Malgré l’existence d’un système de protection sociale supposé offrir à tous les mêmes opportunités et les mêmes droits sociaux, l’État demeure largement androcentrique, et tous les citoyens ne sont pas jugés de la même manière. Nos sociétés ont adopté une structure patriarcale qui a conditionné la construction d’un État dont l’organisation est, elle aussi, patriarcale. Les institutions qui composent cet État – le système judiciaire, l’éducation – conservent une composante sexiste qui contribuent à invisibiliser les femmes. D’après Bodelón, ce n’est pas tant l’histoire des mentalités qui explique la spécificité des violences de genre en Espagne que la sclérose de l’État, qui doit opérer des changements fondamentaux. La juriste, qui a étudié les questions de genre en Europe du Nord, remarque qu’à travers des politiques publiques, comme l’égalisation des congés maternité et paternité en Suède, les pays scandinaves véhiculent un puissant message d’égalité à la société. En Espagne, plutôt que de préconiser ce type de mesures sociales, l’État continue de faire primer « l’aspect capitaliste qui considère que la priorité consiste à générer de l’argent par son travail ». Les premiers pas de Pedro Sánchez en la matière s’avèrent pour le moment timide. Dans le cadre des négociations avec Podemos sur l’adoption du prochain budget, le gouvernement socialiste s’est engagé à augmenter progressivement la durée du congé paternité (de cinq semaines actuellement à 16 semaines en 2021, soit la même durée que le congé maternité), mais uniquement pour les salariés du secteur public.

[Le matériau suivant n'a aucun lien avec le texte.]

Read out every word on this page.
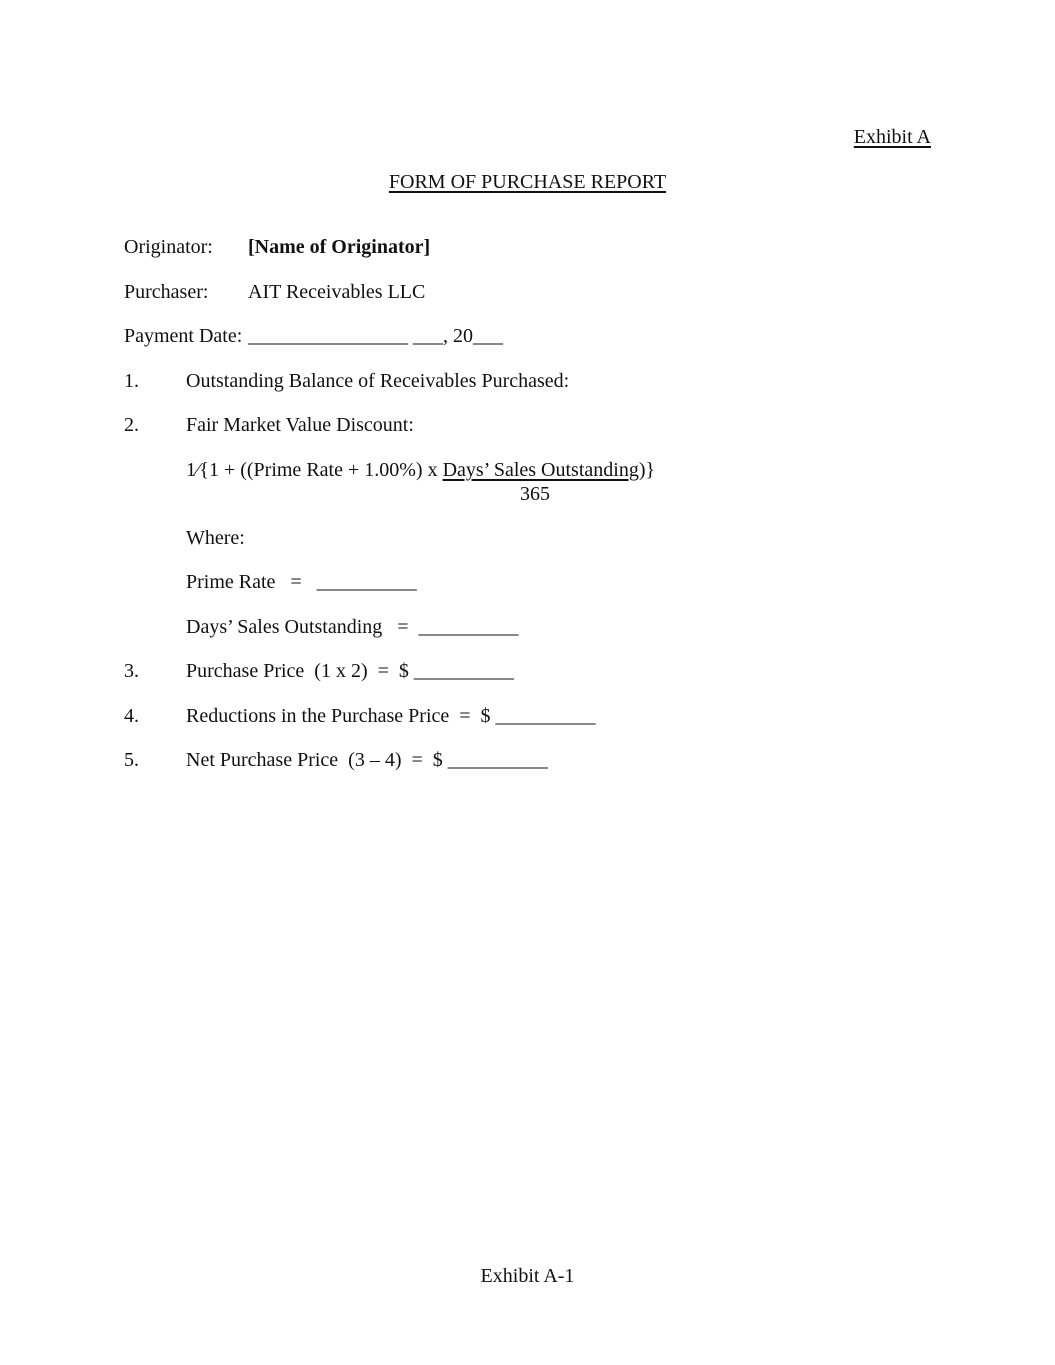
Exhibit A
FORM OF PURCHASE REPORT
Originator: [Name of Originator]
Purchaser: AIT Receivables LLC
Payment Date: ________________ ___, 20___
1. Outstanding Balance of Receivables Purchased:
2. Fair Market Value Discount:
1⁄{1 + ((Prime Rate + 1.00%) x Days’ Sales Outstanding)}
365
Where:
Prime Rate   =   __________
Days’ Sales Outstanding   =  __________
3. Purchase Price  (1 x 2)  =  $ __________
4. Reductions in the Purchase Price  =  $ __________
5. Net Purchase Price  (3 – 4)  =  $ __________
Exhibit A-1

Les initiatives sociales, associatives, voire parfois étatiques sont nombreuses, mais leur mise en pratique laisse aujourd’hui encore à désirer, et le changement tarde à se faire ressentir. L’Espagne est néanmoins submergée par une révolution menée par la société civile qui a commencé à ouvrir les yeux des espagnols par rapport aux failles du système institutionnel qui les entoure, une révolution qui a débuté mais qui n’a pas l’intention de faire marche arrière.